5 Guardians the front office needs to extend by the start of next season 

Time to open up the checkbook.
Cleveland Guardians v Detroit Tigers
Cleveland Guardians v Detroit Tigers | Duane Burleson/GettyImages

Every year, the Guardians always seem to ink some member of their core to a contract extension. In 2022, José Ramírez holed up in the visiting manager’s office at Chase Field to finalize the most-important extension in team history (they also inked Myles Straw and Emmanuel Clase to extensions that spring)

A year later, it was Andrés Giménez and Trevor Stephan’s turn. Although the front office left Goodyear in 2024 without making a deal, they wasted no time this spring by signing Tanner Bibee to a five-year extension

Normally extension talk is reserved for that spring window, but it’s been the topic du jour for Guardians fans over the past couple months due to Steven Kwan’s eventful foray through this year's trade deadline.

With all of that in mind, here are five Guardians who the front office needs to lock down before the start of the 2026 season.  

5 Guardians the front office needs to extend by the start of next season 

Steven Kwan
Free agent after the 2027 season 

Kwan is the most ready-made player for an extension on Cleveland’s roster. He’s young, has a proven track record and has become a fan favorite and leader in the clubhouse. But, at this point, the deciding factor could come down to how much the Guardians are willing to spend on him. 

Ramírez’s extension still stands as the biggest contract in franchise history, but it seems like any potential Kwan extension has a chance to eclipse that. He’s done nothing but hit since joining the Guardians (.285 career batting average) and has become one of the best defensive outfielders in the game. 

While Ramírez’s contract was like water in an oasis for Guardians fans, the calluses are still there from all the other times the franchise traded away star players instead of extending them. Kwan has a chance to join that list. 

Gavin Williams
Free agent after the 2029 season

Williams cleared up any doubts as to whether he was the ace of the Guardians’ staff on Wednesday when he came tantalizingly close to tossing a no-hitter against the Mets.

While he showed flashes of dominance during his rookie campaign in 2023, he took a big step back last season due in large part to an elbow injury he suffered during spring training. Well, he’s fully healthy this year and showing exactly how good he can be.

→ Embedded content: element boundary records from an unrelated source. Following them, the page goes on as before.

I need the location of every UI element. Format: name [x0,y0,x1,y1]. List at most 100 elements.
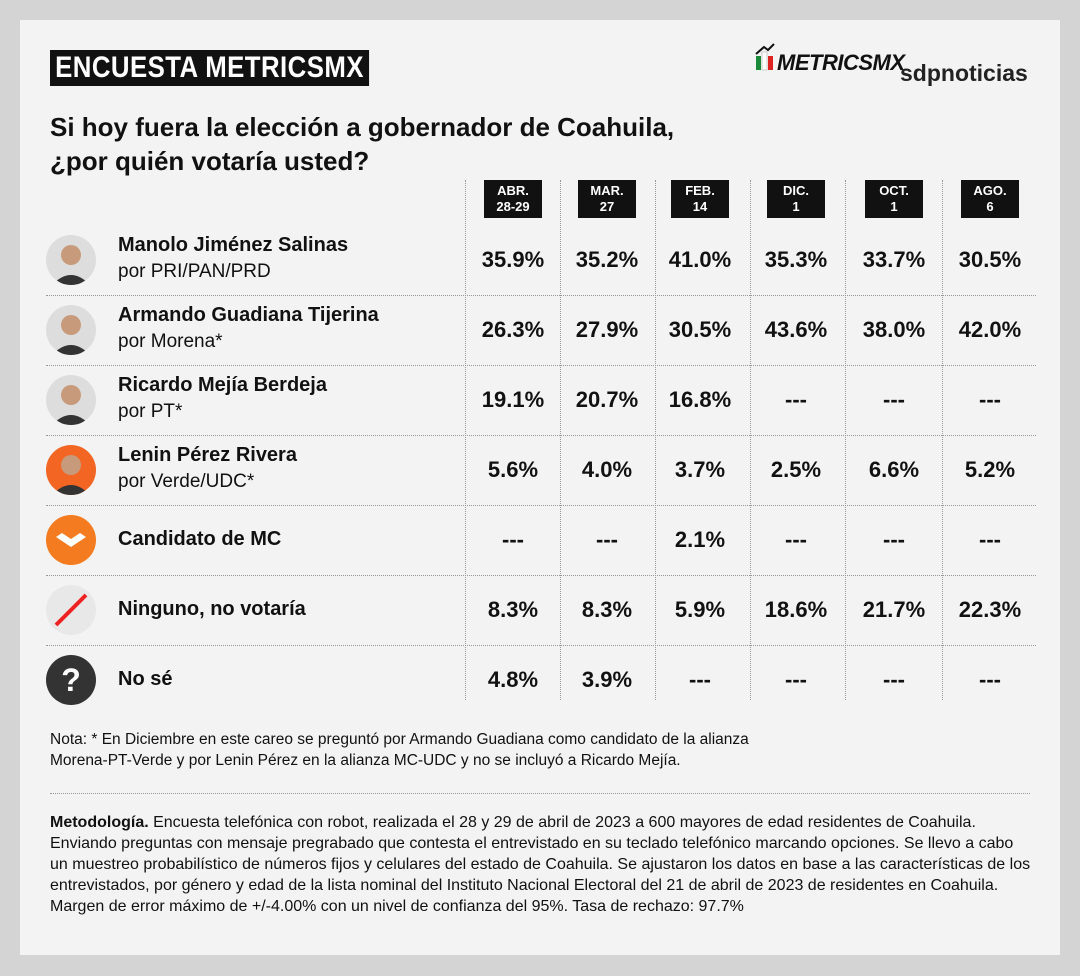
value: 41.0% [668,247,732,272]
value: 20.7% [575,387,639,412]
value: 35.9% [481,247,545,272]
value: 26.3% [481,317,545,342]
value: --- [785,667,807,692]
value: 3.7% [674,457,726,482]
value: --- [689,667,711,692]
avatar [46,375,96,425]
column-header-text: ABR. [497,183,529,198]
value: 16.8% [668,387,732,412]
value: 35.2% [575,247,639,272]
methodology-label: Metodología. [50,814,149,831]
value: --- [979,527,1001,552]
column-header: MAR. 27 [578,180,636,218]
row-separator [46,435,1036,436]
value: --- [883,667,905,692]
value: --- [502,527,524,552]
methodology: Metodología. Encuesta telefónica con rob… [50,812,1035,917]
title-line: Si hoy fuera la elección a gobernador de… [50,112,675,142]
column-separator [942,180,943,700]
column-header: OCT. 1 [865,180,923,218]
value: 5.2% [964,457,1016,482]
row-separator [46,645,1036,646]
value: 8.3% [487,597,539,622]
column-header-text: 1 [792,199,800,214]
title-line: ¿por quién votaría usted? [50,146,370,176]
column-header: ABR. 28-29 [484,180,542,218]
note-line: Morena-PT-Verde y por Lenin Pérez en la … [50,752,681,769]
badge: ENCUESTA METRICSMX [50,50,370,86]
value: --- [883,387,905,412]
value: 6.6% [868,457,920,482]
publisher: sdpnoticias [900,60,1028,86]
value: 4.8% [487,667,539,692]
column-header: FEB. 14 [671,180,729,218]
logo-icon [755,43,775,71]
value: --- [979,667,1001,692]
column-separator [465,180,466,700]
avatar: ? [46,655,96,705]
value: --- [785,387,807,412]
row-separator [46,295,1036,296]
logo: METRICSMX [777,50,905,75]
note-line: Nota: * En Diciembre en este careo se pr… [50,731,749,748]
value: 2.1% [674,527,726,552]
value: 8.3% [581,597,633,622]
column-separator [845,180,846,700]
avatar [46,585,96,635]
value: 43.6% [764,317,828,342]
avatar [46,515,96,565]
candidate-party: por Verde/UDC* [118,471,255,492]
candidate-name: Armando Guadiana Tijerina [118,304,379,326]
column-header-text: DIC. [783,183,809,198]
value: 19.1% [481,387,545,412]
card: ENCUESTA METRICSMX METRICSMX sdpnoticias… [20,20,1060,955]
column-header-text: FEB. [685,183,715,198]
value: 33.7% [862,247,926,272]
value: 30.5% [668,317,732,342]
column-header-text: OCT. [879,183,909,198]
value: 21.7% [862,597,926,622]
column-header-text: 14 [692,199,708,214]
value: 3.9% [581,667,633,692]
separator [50,793,1030,794]
column-header-text: MAR. [590,183,624,198]
value: 30.5% [958,247,1022,272]
methodology-text: Encuesta telefónica con robot, realizada… [50,814,1031,915]
row-separator [46,505,1036,506]
column-header-text: AGO. [973,183,1007,198]
row-separator [46,365,1036,366]
column-header: DIC. 1 [767,180,825,218]
column-separator [655,180,656,700]
value: 27.9% [575,317,639,342]
row-separator [46,575,1036,576]
value: 4.0% [581,457,633,482]
value: 18.6% [764,597,828,622]
candidate-name: Candidato de MC [118,528,282,550]
column-header-text: 27 [599,199,615,214]
value: 35.3% [764,247,828,272]
avatar [46,305,96,355]
column-separator [750,180,751,700]
avatar [46,235,96,285]
candidate-name: Manolo Jiménez Salinas [118,234,349,256]
candidate-name: No sé [118,668,173,690]
value: --- [785,527,807,552]
column-header: AGO. 6 [961,180,1019,218]
column-separator [560,180,561,700]
column-header-text: 1 [890,199,898,214]
value: 2.5% [770,457,822,482]
avatar [46,445,96,495]
value: 5.6% [487,457,539,482]
candidate-party: por PT* [118,401,183,422]
value: 22.3% [958,597,1022,622]
column-header-text: 28-29 [496,199,530,214]
candidate-name: Lenin Pérez Rivera [118,444,297,466]
value: --- [596,527,618,552]
candidate-party: por Morena* [118,331,223,352]
candidate-party: por PRI/PAN/PRD [118,261,271,282]
column-header-text: 6 [986,199,994,214]
value: 38.0% [862,317,926,342]
value: --- [883,527,905,552]
value: 5.9% [674,597,726,622]
value: --- [979,387,1001,412]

Although he still offers too many free passes (MLB-leading 66 walks), he’s attacking the strike zone with more conviction and is beginning to look more like a major league pitcher, not just a guy who throws the ball hard. 

Williams seems to be implementing everything the Guardians are teaching him, and it’s paying off with on-field success. 

Bibee’s extension was for $48 million and covered all of his arbitration-eligible seasons. It shouldn’t take much more to lock Williams down. 

Cade Smith
Free agent after the 2029 season

In 2022, the Guardians inked Clase to a five-year, $20 million deal that was one of the best contracts in baseball (prior to his suspension). They won’t get that lucky with Smith. 

While he has less saves under his belt than Clase did at the time he signed his extension, Smith already has one incredible relief season on his résumé and seems poised to get the lion’s share of save opportunities from here on out. 

And those save opportunities are exactly why the Guardians shoulder consider signing Smith to an extension. Saves cost a lot in arbitration, which means that Smith’s price will only go up as he gets more and more opportunities to close games.

He won’t be eligible for arbitration until after next season, but the Guardians can get ahead of that by signing him to an extension. 

Kyle Manzardo
Free agent after the 2031 season

The Guardians traded for Manzardo at the trade deadline in 2023 in the hopes that he could be their first baseman of the future, and he’s done exactly that. While it hasn’t been a perfect journey, Manzardo is one of three Guardians with an OPS+ above 100 and is on pace for a 20+ HR, 60+ RBI season. 

Signing Manzardo to an extension would also help exorcise some of the demons generated by their inability to sign Josh Naylor to an extension prior to their trade of him. 

Cleveland never seemed super eager to sign Naylor to a long-term deal, but they traded for Manzardo for a reason. He has the least amount of service time of any MLB player on this list, so his price tag would (theoretically) be the cheapest. 

Travis Bazzana
Has yet to make MLB debut

Now we’re having fun.

Cleveland took Bazzana with the No. 1 pick in last summer’s draft, and he’s already the top prospect in their farm system and the No. 13 prospect in baseball, per MLB Pipeline. 

The 22-year-old missed nearly two months this summer with an oblique injury, but has played well since coming back, posting a .273 average with eight RBI and 15 walks in 21 games. 

While Bazzana isn’t on the 40-man roster, he’s getting closer to knocking on the major league doorstep, and seems destined to make his MLB debut at some point next season — if not right out of camp. 

Even if the list of players who have signed extensions before playing a major league game features plenty of busts, the Guardians should at least consider trying to ink Bazzana to an extension that would cover all of his arbitration years.